On sait que la technologie de reconnaissance faciale est actuellement principalement utilisée dans les secteurs de la finance et de la sécurité en Chine.
Par exemple, la reconnaissance faciale de l’aéroport de Daxing, qui a fait parler d’elle il y a quelque temps, représente un marché énorme dans le domaine du contrôle de sécurité aéroportuaire. Actuellement, le système de contrôle de sécurité de nombreux aéroports a adopté la technologie de reconnaissance faciale. En réalité, elle n’est pas seulement présente dans les lieux publics tels que les aéroports, les gares, les écoles, etc. ; il y aura davantage de demandes à l’avenir.
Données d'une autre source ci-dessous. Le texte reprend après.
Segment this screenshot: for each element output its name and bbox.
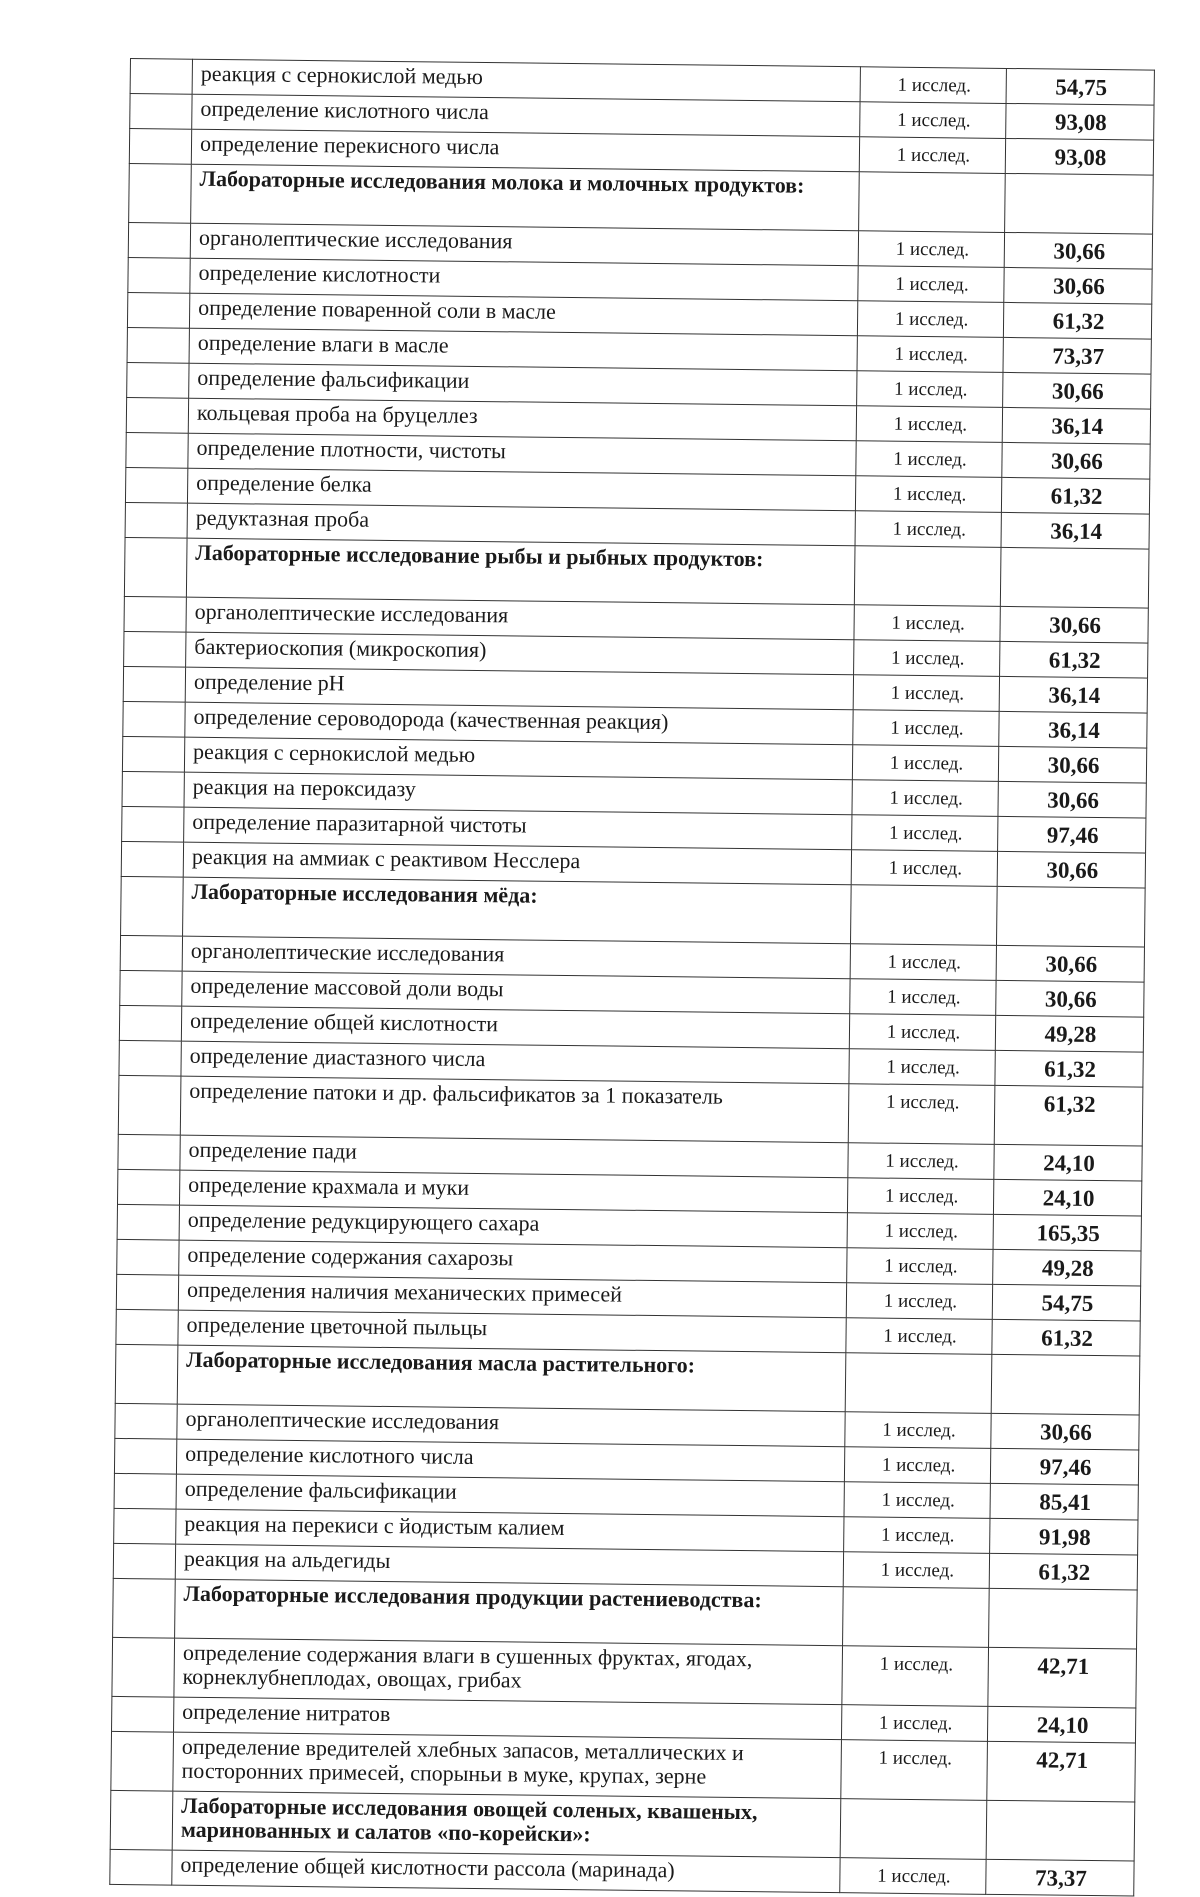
unit-cell: 1 исслед. [854,605,1000,642]
price-table [109,58,1155,1897]
row-number-cell [126,432,188,468]
service-name: определение диастазного числа [181,1041,849,1084]
service-name: определение фальсификации [189,363,857,406]
row-number-cell [116,1309,178,1345]
row-number-cell [123,666,185,702]
service-name: определение общей кислотности рассола (маринада) [172,1850,840,1893]
service-name: определения наличия механических примесей [178,1275,846,1318]
service-name: определение перекисного числа [191,129,859,172]
unit-cell: 1 исслед. [850,944,996,981]
price-cell: 61,32 [994,1085,1143,1146]
unit-cell: 1 исслед. [846,1318,992,1355]
price-cell: 24,10 [993,1179,1141,1216]
unit-cell: 1 исслед. [842,1646,989,1707]
price-cell: 36,14 [999,676,1147,713]
service-name: реакция с сернокислой медью [192,59,860,102]
row-number-cell [126,397,188,433]
row-number-cell [110,1790,173,1850]
service-name: определение паразитарной чистоты [184,807,852,850]
service-name: реакция на альдегиды [175,1544,843,1587]
unit-cell: 1 исслед. [844,1447,990,1484]
unit-cell: 1 исслед. [844,1482,990,1519]
section-title: Лабораторные исследования мёда: [183,877,852,944]
price-cell: 61,32 [1000,641,1148,678]
price-cell: 49,28 [995,1015,1143,1052]
price-cell: 165,35 [993,1214,1141,1251]
service-name: определение патоки и др. фальсификатов за 1 показатель [180,1076,849,1143]
unit-cell: 1 исслед. [855,511,1001,548]
price-cell [989,1588,1138,1649]
row-number-cell [118,1075,181,1135]
row-number-cell [121,876,184,936]
row-number-cell [115,1403,177,1439]
service-name: определение кислотного числа [176,1439,844,1482]
price-cell [986,1800,1135,1861]
row-number-cell [120,970,182,1006]
row-number-cell [130,59,192,95]
price-cell: 30,66 [996,980,1144,1017]
unit-cell: 1 исслед. [853,675,999,712]
price-cell: 73,37 [986,1859,1134,1896]
service-name: определение крахмала и муки [179,1170,847,1213]
service-name: реакция с сернокислой медью [184,737,852,780]
section-title: Лабораторные исследования продукции растениеводства: [175,1579,844,1646]
service-name: реакция на пероксидазу [184,772,852,815]
unit-cell: 1 исслед. [845,1412,991,1449]
section-title: Лабораторные исследование рыбы и рыбных продуктов: [186,538,855,605]
unit-cell: 1 исслед. [846,1283,992,1320]
row-number-cell [125,502,187,538]
price-cell: 93,08 [1006,103,1154,140]
unit-cell: 1 исслед. [843,1552,989,1589]
service-name: определение кислотности [190,258,858,301]
section-title: Лабораторные исследования масла растительного: [177,1345,846,1412]
row-number-cell [129,163,192,223]
service-name: кольцевая проба на бруцеллез [188,398,856,441]
service-name: определение содержания сахарозы [179,1240,847,1283]
price-table-body [110,59,1155,1896]
service-name: органолептические исследования [186,597,854,640]
row-number-cell [122,806,184,842]
price-cell: 97,46 [998,816,1146,853]
price-cell: 36,14 [999,711,1147,748]
service-name: определение пади [180,1135,848,1178]
row-number-cell [122,736,184,772]
unit-cell: 1 исслед. [848,1084,995,1145]
unit-cell: 1 исслед. [854,640,1000,677]
service-name: определение кислотного числа [192,94,860,137]
price-cell: 97,46 [990,1448,1138,1485]
row-number-cell [124,596,186,632]
service-name: определение фальсификации [176,1474,844,1517]
unit-cell: 1 исслед. [844,1517,990,1554]
price-cell [996,886,1145,947]
unit-cell [859,172,1006,233]
service-name: реакция на аммиак с реактивом Несслера [183,842,851,885]
row-number-cell [115,1344,178,1404]
unit-cell: 1 исслед. [841,1705,987,1742]
price-cell [991,1354,1140,1415]
price-cell: 36,14 [1001,512,1149,549]
row-number-cell [117,1239,179,1275]
unit-cell: 1 исслед. [848,1143,994,1180]
unit-cell: 1 исслед. [856,441,1002,478]
price-cell: 54,75 [1006,68,1154,105]
row-number-cell [111,1731,174,1791]
unit-cell: 1 исслед. [847,1178,993,1215]
unit-cell: 1 исслед. [851,850,997,887]
unit-cell [850,885,997,946]
row-number-cell [121,841,183,877]
price-cell: 93,08 [1005,138,1153,175]
unit-cell: 1 исслед. [852,780,998,817]
row-number-cell [113,1578,176,1638]
row-number-cell [120,935,182,971]
service-name: определение поваренной соли в масле [189,293,857,336]
unit-cell: 1 исслед. [856,406,1002,443]
unit-cell: 1 исслед. [849,1014,995,1051]
price-list-page [109,58,1154,1896]
service-name: бактериоскопия (микроскопия) [186,632,854,675]
unit-cell: 1 исслед. [857,371,1003,408]
service-name: органолептические исследования [190,223,858,266]
row-number-cell [124,631,186,667]
unit-cell [843,1587,990,1648]
row-number-cell [127,292,189,328]
price-cell [1005,173,1154,234]
unit-cell: 1 исслед. [841,1740,988,1801]
price-cell: 30,66 [1000,606,1148,643]
service-name: определение содержания влаги в сушенных фруктах, ягодах, корнеклубнеплодах, овощах, грибах [174,1638,843,1705]
row-number-cell [112,1696,174,1732]
price-cell: 61,32 [989,1553,1137,1590]
unit-cell: 1 исслед. [857,301,1003,338]
row-number-cell [114,1508,176,1544]
price-cell: 24,10 [994,1144,1142,1181]
price-cell: 24,10 [987,1706,1135,1743]
unit-cell [840,1799,987,1860]
row-number-cell [114,1473,176,1509]
row-number-cell [118,1134,180,1170]
service-name: определение плотности, чистоты [188,433,856,476]
price-cell: 42,71 [988,1647,1137,1708]
price-cell: 61,32 [992,1319,1140,1356]
service-name: определение белка [187,468,855,511]
price-cell: 73,37 [1003,337,1151,374]
price-cell: 30,66 [997,851,1145,888]
row-number-cell [117,1204,179,1240]
section-title: Лабораторные исследования овощей соленых, квашеных, маринованных и салатов «по-корейски»: [172,1791,841,1858]
row-number-cell [113,1543,175,1579]
service-name: определение массовой доли воды [182,971,850,1014]
service-name: определение влаги в масле [189,328,857,371]
row-number-cell [116,1274,178,1310]
row-number-cell [119,1005,181,1041]
price-cell: 36,14 [1002,407,1150,444]
row-number-cell [110,1849,172,1885]
row-number-cell [114,1438,176,1474]
price-cell [1000,547,1149,608]
price-cell: 61,32 [1001,477,1149,514]
row-number-cell [125,467,187,503]
service-name: органолептические исследования [177,1404,845,1447]
unit-cell: 1 исслед. [857,336,1003,373]
unit-cell: 1 исслед. [847,1213,993,1250]
row-number-cell [129,129,191,165]
price-cell: 91,98 [990,1518,1138,1555]
unit-cell: 1 исслед. [860,102,1006,139]
price-cell: 30,66 [1002,442,1150,479]
section-title: Лабораторные исследования молока и молочных продуктов: [191,164,860,231]
service-name: редуктазная проба [187,503,855,546]
row-number-cell [124,537,187,597]
row-number-cell [122,771,184,807]
service-name: определение редукцирующего сахара [179,1205,847,1248]
price-cell: 30,66 [991,1413,1139,1450]
unit-cell: 1 исслед. [860,67,1006,104]
service-name: реакция на перекиси с йодистым калием [176,1509,844,1552]
service-name: определение сероводорода (качественная реакция) [185,702,853,745]
unit-cell: 1 исслед. [850,979,996,1016]
price-cell: 61,32 [1003,302,1151,339]
row-number-cell [127,362,189,398]
price-cell: 49,28 [993,1249,1141,1286]
price-cell: 30,66 [1003,372,1151,409]
price-cell: 54,75 [992,1284,1140,1321]
price-cell: 85,41 [990,1483,1138,1520]
unit-cell: 1 исслед. [853,710,999,747]
row-number-cell [127,327,189,363]
unit-cell: 1 исслед. [859,137,1005,174]
row-number-cell [117,1169,179,1205]
price-cell: 30,66 [998,746,1146,783]
row-number-cell [128,222,190,258]
unit-cell [854,546,1001,607]
service-name: определение pH [185,667,853,710]
price-cell: 30,66 [998,781,1146,818]
unit-cell: 1 исслед. [858,266,1004,303]
unit-cell: 1 исслед. [858,231,1004,268]
price-cell: 42,71 [987,1741,1136,1802]
service-name: определение цветочной пыльцы [178,1310,846,1353]
unit-cell: 1 исслед. [847,1248,993,1285]
row-number-cell [130,94,192,130]
service-name: определение вредителей хлебных запасов, металлических и посторонних примесей, спорыньи в муке, крупах, зерне [173,1732,842,1799]
unit-cell: 1 исслед. [855,476,1001,513]
price-cell: 30,66 [996,945,1144,982]
row-number-cell [123,701,185,737]
unit-cell [845,1353,992,1414]
service-name: органолептические исследования [182,936,850,979]
row-number-cell [128,257,190,293]
row-number-cell [112,1637,175,1697]
unit-cell: 1 исслед. [849,1049,995,1086]
service-name: определение нитратов [174,1697,842,1740]
service-name: определение общей кислотности [181,1006,849,1049]
unit-cell: 1 исслед. [840,1858,986,1895]
price-cell: 30,66 [1004,232,1152,269]
price-cell: 61,32 [995,1050,1143,1087]
price-cell: 30,66 [1004,267,1152,304]
unit-cell: 1 исслед. [852,745,998,782]
unit-cell: 1 исслед. [852,815,998,852]
row-number-cell [119,1040,181,1076]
Le potentiel de croissance du marché de la vidéosurveillance est immense, et les perspectives d’application de la reconnaissance faciale sont larges.
De plus, le paiement par reconnaissance faciale est devenu très populaire dans le domaine financier ; les services compétents publieront des normes financières relatives à la reconnaissance faciale pour clarifier les exigences de sécurité concernant la collecte, la transmission, le stockage et l’utilisation des informations faciales.
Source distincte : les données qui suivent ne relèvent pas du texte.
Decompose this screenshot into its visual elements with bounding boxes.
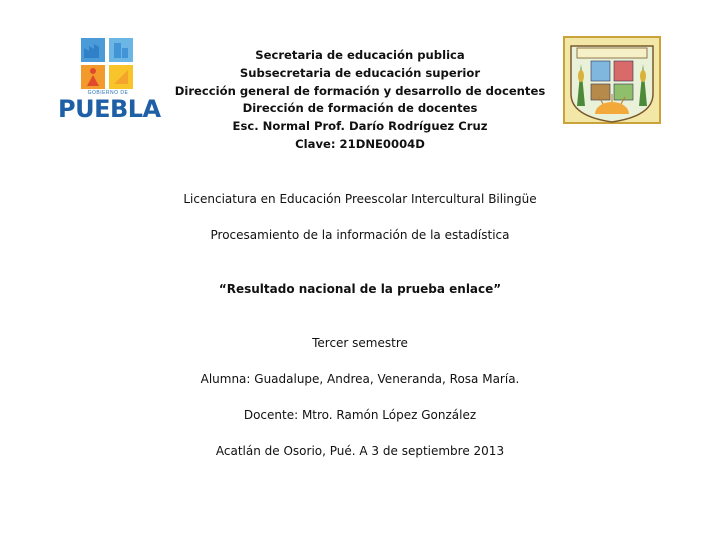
teacher: Docente: Mtro. Ramón López González [243,408,477,422]
students: Alumna: Guadalupe, Andrea, Veneranda, Rosa María. [200,372,520,386]
degree-name: Licenciatura en Educación Preescolar Intercultural Bilingüe [183,192,537,206]
header-line-direccion-general: Dirección general de formación y desarrollo de docentes [174,83,546,98]
government-line: GOBIERNO DE [87,90,129,96]
header-line-direccion-formacion: Dirección de formación de docentes [242,101,478,116]
school-seal-icon [563,36,661,124]
institution-header [170,47,550,154]
header-line-school-name: Esc. Normal Prof. Darío Rodríguez Cruz [232,119,488,134]
course-name: Procesamiento de la información de la estadística [210,228,510,242]
puebla-wordmark: PUEBLA [58,95,161,123]
puebla-mosaic-icon [58,36,158,92]
place-and-date: Acatlán de Osorio, Pué. A 3 de septiembre 2013 [215,444,505,458]
semester: Tercer semestre [312,336,408,350]
puebla-government-logo [58,36,161,124]
header-line-subsecretaria: Subsecretaria de educación superior [239,65,481,80]
document-title: “Resultado nacional de la prueba enlace” [218,282,502,296]
header-line-secretaria: Secretaria de educación publica [255,48,465,62]
school-seal [563,36,661,124]
header-line-school-code: Clave: 21DNE0004D [295,136,425,151]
Il en va de même pour l’utilisation des équipements de reconnaissance faciale : pourquoi certains sont-ils utilisés pour les contrôles de sécurité des trains à grande vitesse, et d’autres pour le paiement facial ? Commençons par les dispositifs matériels et les algorithmes logiciels de reconnaissance faciale.

En règle générale, la plupart des dispositifs de reconnaissance faciale qui ne sont pas stricts en matière de vérification d’identité utilisent la reconnaissance faciale 2D, tandis que ceux qui le sont davantage utilisent la reconnaissance 3D. Ils utilisent principalement des caméras faciales à lumière structurée 3D, TOF, etc. pour mesurer la distance entre les yeux, la hauteur du nez et d’autres informations faciales tridimensionnelles.
Parallèlement, selon son scénario d’application, la reconnaissance par terminal facial et le nombre de personnes correspondant se divisent en modes de reconnaissance faciale 1:1, 1:N et M:N.
Mode 1:1 – principalement utilisé dans les scénarios de reconnaissance d’identité un-à-un, tels que le paiement par reconnaissance faciale, l’enregistrement à l’hôtel, la vérification d’identité pour les examens, la comparaison d’identité personnelle, etc. L’utilisateur se tient devant le terminal de reconnaissance faciale pendant quelques secondes (reconnaissance statique), puis effectue une vérification d’identité via la caméra de reconnaissance faciale pour prouver que « vous êtes vous ». En raison des scénarios d’application nécessitant un système en nom propre, comme le paiement facial, l’enregistrement à l’hôtel, la vérification d’identité pour les examens, la comparaison personne-carte, une erreur pourrait entraîner des risques ; le taux de précision de reconnaissance est généralement exigé à 99 % ou plus pour garantir une correspondance d’identité exacte.
Mode 1:N – principalement utilisé dans les scénarios de reconnaissance faciale un-à-plusieurs, c’est-à-dire trouver la personne recherchée parmi N visages pour identifier « qui êtes-vous ». Le pointage par reconnaissance faciale en entreprise se fait également via un équipement de reconnaissance faciale, qui recherche dans la base de données interne de l’entreprise si vous êtes un employé, puis vous autorise l’accès. Autre exemple : le service de sécurité publique veut identifier les fugitifs enregistrés dans la base de données parmi les foules ; il doit filtrer les correspondances à partir d’une grande quantité d’informations dans la base de données faciale. Ce type de mode teste la capacité de la base de données d’images, et le taux de précision est légèrement inférieur de 5 à 10 % à celui du mode 1:1.
Mode M:N – ici, M peut être compris comme une base de données. Le modèle M:N est surtout utilisé dans les lieux à fort flux de personnes où la sécurité publique doit être garantie, par exemple les gares, les concerts et les grands événements sportifs. Lors de ce type de reconnaissance faciale, le sujet reconnu ne reste généralement pas immobile, mais est en mouvement (comme les passagers pressés dans une gare TGV), ce qui relève de la reconnaissance dynamique ; elle est facilement influencée par le profil, la lumière, la distance, etc., et sa précision est la plus faible des trois modes. Face à une grande quantité de données, les scénarios de reconnaissance faciale peuvent nécessiter des calculs en périphérie via un terminal de reconnaissance faciale pour réduire la charge sur le serveur de la base de données.